Watch the A Star Is Born trailer
It’s not a perfect film (and the soundtrack does have some misses) – Cooper’s approach to Ally’s “descent” into more mainstream pop music is at the very least vague about whether or not the film believes his character’s point of view – but its emotive power is undeniable.
Also on Prime: Life of Pi
Perfect Blue - Screen Anime
The debut feature film of Satoshi Kon, who sadly passed 10 years ago this year, might be one of the most eerily prescient animated films of our current moment, despite having been released in 1997. Following Mima, a pop idol who has left her old group in order to pursue a career in acting, soon finds herself the victim of online harassment and stalking via a chat room made to seem as though it were a diary which she herself was writing, the details posted online showing alarming accuracy.
This harassment quickly escalates as she joins the cast of a lurid TV procedural named “Double Bind”, and from that point Satoshi makes the viewer doubt as to whether their own eyes can be believed, cutting together scenes from the show and her daily life as if they were one and the same, the line between the two becoming increasingly indistinguishable.
The film might be best known for its influence on the likes of Darren Aronofsky (who bought the rights for a live-action version, only to end up lifting a shot from it to use in Requiem for a Dream and then later making Black Swan), but its real lasting power is in that confrontation of what the burgeoning digital age might really mean for our everyday existence.
Millennium Actress - Screen Anime
If Perfect Blue is about the nightmare of our identities becoming inextricably linked with media, accessible by all, then Millennium Actress is about the beauty of that media making us immortal.

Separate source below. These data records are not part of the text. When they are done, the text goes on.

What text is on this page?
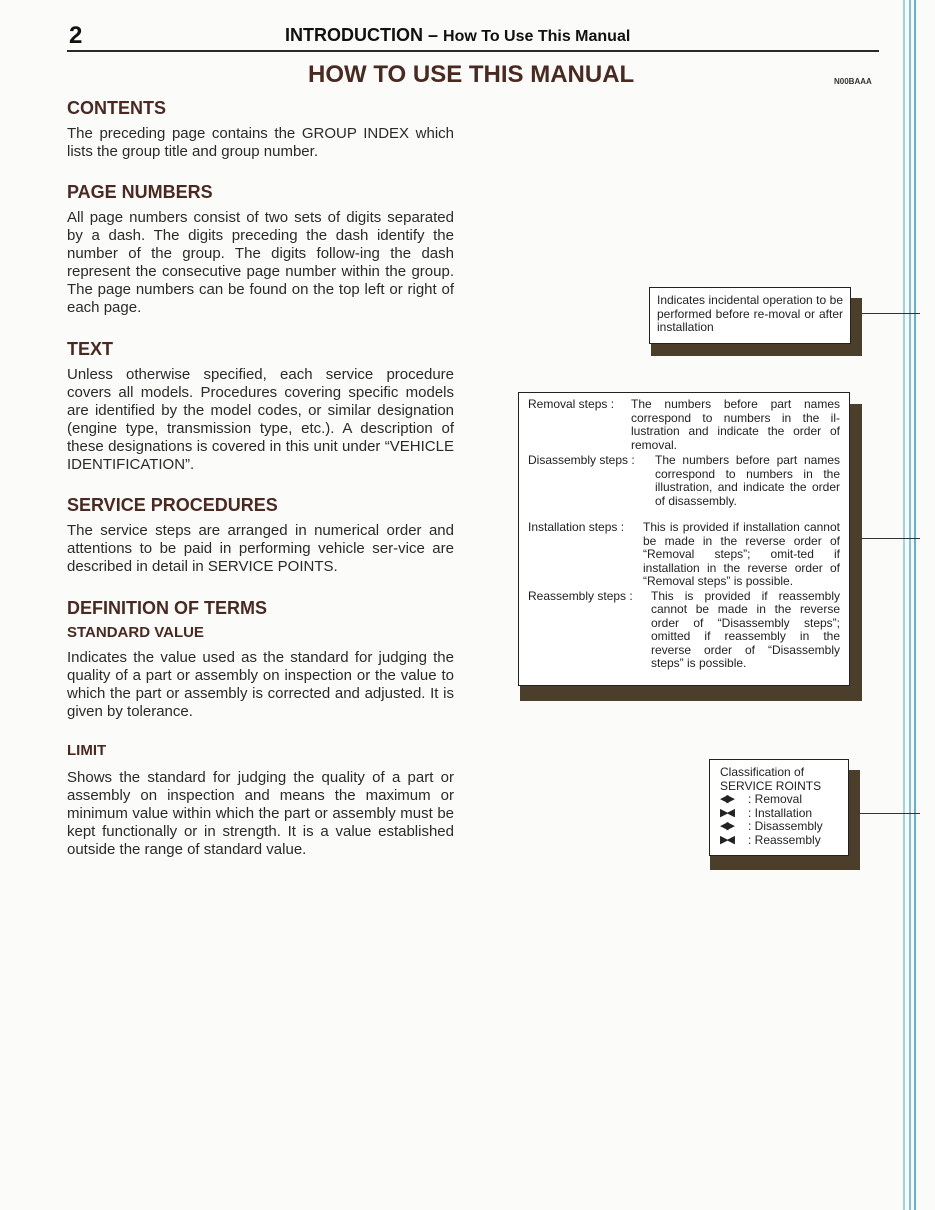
2	INTRODUCTION – How To Use This Manual
HOW TO USE THIS MANUAL	N00BAAA
CONTENTS

The preceding page contains the GROUP INDEX which lists the group title and group number.

PAGE NUMBERS

All page numbers consist of two sets of digits separated by a dash. The digits preceding the dash identify the number of the group. The digits follow-ing the dash represent the consecutive page number within the group. The page numbers can be found on the top left or right of each page.

TEXT

Unless otherwise specified, each service procedure covers all models. Procedures covering specific models are identified by the model codes, or similar designation (engine type, transmission type, etc.). A description of these designations is covered in this unit under “VEHICLE IDENTIFICATION”.

SERVICE PROCEDURES

The service steps are arranged in numerical order and attentions to be paid in performing vehicle ser-vice are described in detail in SERVICE POINTS.

DEFINITION OF TERMS
STANDARD VALUE

Indicates the value used as the standard for judging the quality of a part or assembly on inspection or the value to which the part or assembly is corrected and adjusted. It is given by tolerance.

LIMIT

Shows the standard for judging the quality of a part or assembly on inspection and means the maximum or minimum value within which the part or assembly must be kept functionally or in strength. It is a value established outside the range of standard value.

Indicates incidental operation to be performed before re-moval or after installation
Removal steps :	The numbers before part names correspond to numbers in the il-lustration and indicate the order of removal.
Disassembly steps :	The numbers before part names correspond to numbers in the illustration, and indicate the order of disassembly.
Installation steps :	This is provided if installation cannot be made in the reverse order of “Removal steps”; omit-ted if installation in the reverse order of “Removal steps” is possible.
Reassembly steps :	This is provided if reassembly cannot be made in the reverse order of “Disassembly steps”; omitted if reassembly in the reverse order of “Disassembly steps” is possible.
Classification of
SERVICE ROINTS
◀▶	: Removal
▶◀	: Installation
◀▶	: Disassembly
▶◀	: Reassembly
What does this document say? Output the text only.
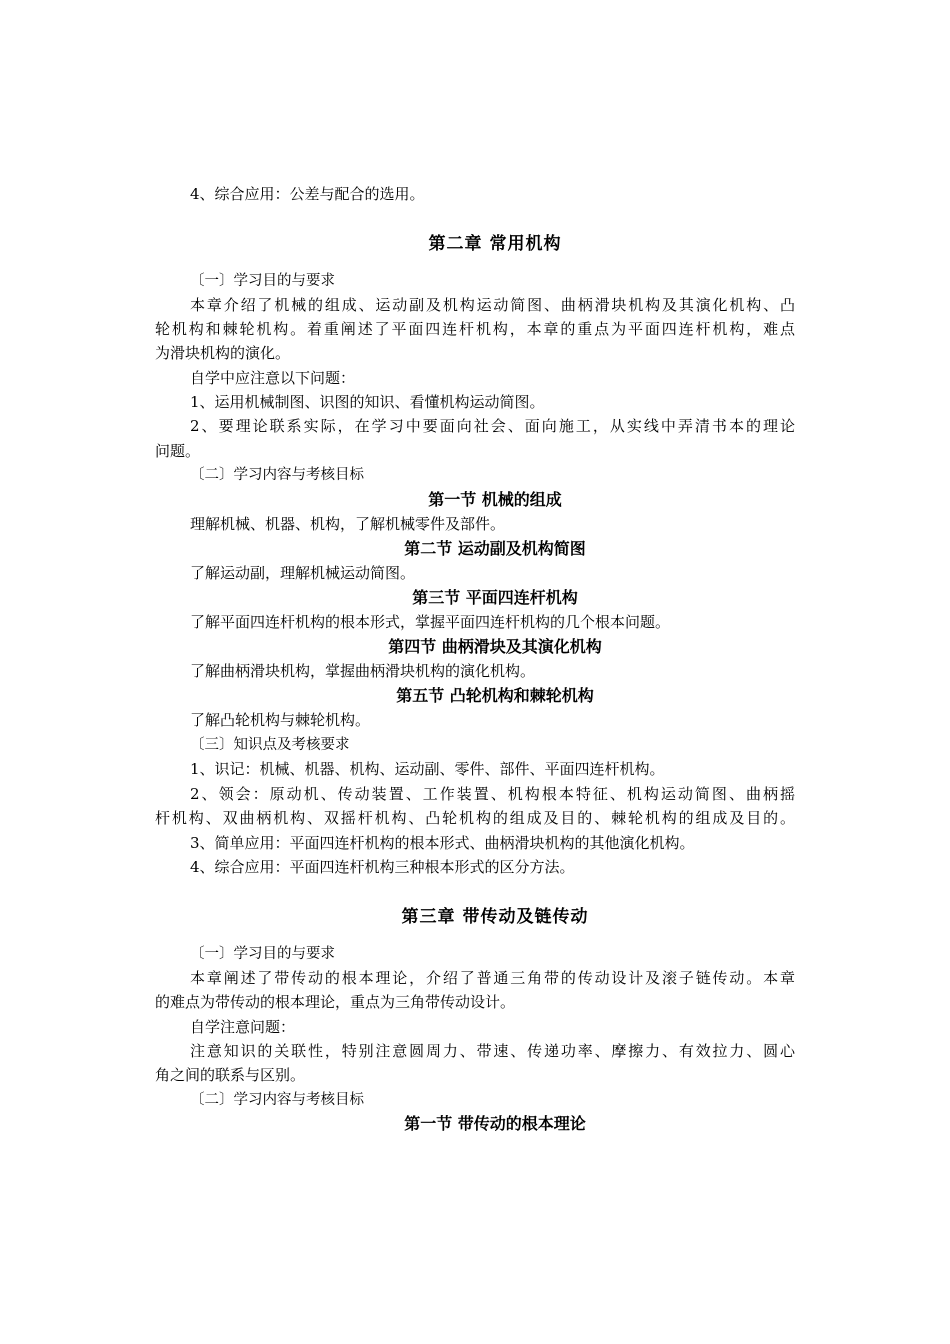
4、综合应用：公差与配合的选用。
第二章 常用机构
〔一〕学习目的与要求
本章介绍了机械的组成、运动副及机构运动简图、曲柄滑块机构及其演化机构、凸
轮机构和棘轮机构。着重阐述了平面四连杆机构，本章的重点为平面四连杆机构，难点
为滑块机构的演化。
自学中应注意以下问题：
1、运用机械制图、识图的知识、看懂机构运动简图。
2、要理论联系实际，在学习中要面向社会、面向施工，从实线中弄清书本的理论
问题。
〔二〕学习内容与考核目标
第一节 机械的组成
理解机械、机器、机构，了解机械零件及部件。
第二节 运动副及机构简图
了解运动副，理解机械运动简图。
第三节 平面四连杆机构
了解平面四连杆机构的根本形式，掌握平面四连杆机构的几个根本问题。
第四节 曲柄滑块及其演化机构
了解曲柄滑块机构，掌握曲柄滑块机构的演化机构。
第五节 凸轮机构和棘轮机构
了解凸轮机构与棘轮机构。
〔三〕知识点及考核要求
1、识记：机械、机器、机构、运动副、零件、部件、平面四连杆机构。
2、领会：原动机、传动装置、工作装置、机构根本特征、机构运动简图、曲柄摇
杆机构、双曲柄机构、双摇杆机构、凸轮机构的组成及目的、棘轮机构的组成及目的。
3、简单应用：平面四连杆机构的根本形式、曲柄滑块机构的其他演化机构。
4、综合应用：平面四连杆机构三种根本形式的区分方法。
第三章 带传动及链传动
〔一〕学习目的与要求
本章阐述了带传动的根本理论，介绍了普通三角带的传动设计及滚子链传动。本章
的难点为带传动的根本理论，重点为三角带传动设计。
自学注意问题：
注意知识的关联性，特别注意圆周力、带速、传递功率、摩擦力、有效拉力、圆心
角之间的联系与区别。
〔二〕学习内容与考核目标
第一节 带传动的根本理论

Satoshi Kon’s second feature deploys a lot of the same tricks as his first, with tricky editing and storyboarding blurring the line between the fictional, the real, and the imagined, but uses that style in a more romantic fashion, having his protagonists leap across time, through the memories and film work of the aging reclusive actress Chiyoko, a character modelled after the famed Japanese performer Setsuko Hara.
Amid all the film’s visual spectacle (and it is indeed one of the best looking anime films that has ever been made), Satoshi never looses sight of that keen interest in Chiyoko’s inner life and how it compares with her onscreen image. That each winking visual homage to titans of Japanese cinema (look out for multiple shots replicating the work of Kurosawa and Ozu) fits right in with the emotional tapestry of Millennium Actress is but one of its many grace notes; a masterpiece through and through.
Also on Screen Anime: Fate/Stay Night Heaven's Feel II. Lost Butterfly, Psycho-Pass: Sinners of the System, Anonymous Noise
Queen of Earth - Shudder
Probably Alex Ross Perry’s most abrasive portrait of a woman falling apart this side of his firebrand drama Her Smell, Queen of Earth is another showcase for the vast talents of Elizabeth Moss. The film itself is fragmented and chaotic, with little to grasp onto other than the main character Cat (Moss)’s deteriorating mental state.
It’s quite a visceral experience, its nerviness amplified by Sean Price Williams’s camerawork, his use of zoomed, claustrophobic close ups recalling his cinematography for the Safdie brothers in their film Heaven Knows What, a film which also feels close to this one’s agitated, disturbing tone. An unnerving but rewarding experience.
Also on Shudder: Porno
folklore: the long pond studio sessions - Disney+
In what feels like a huge get for Disney’s streaming service, this concert film is a run through of Taylor Swift’s latest album folklore, an intimate studio session also talking through the meaning of each track.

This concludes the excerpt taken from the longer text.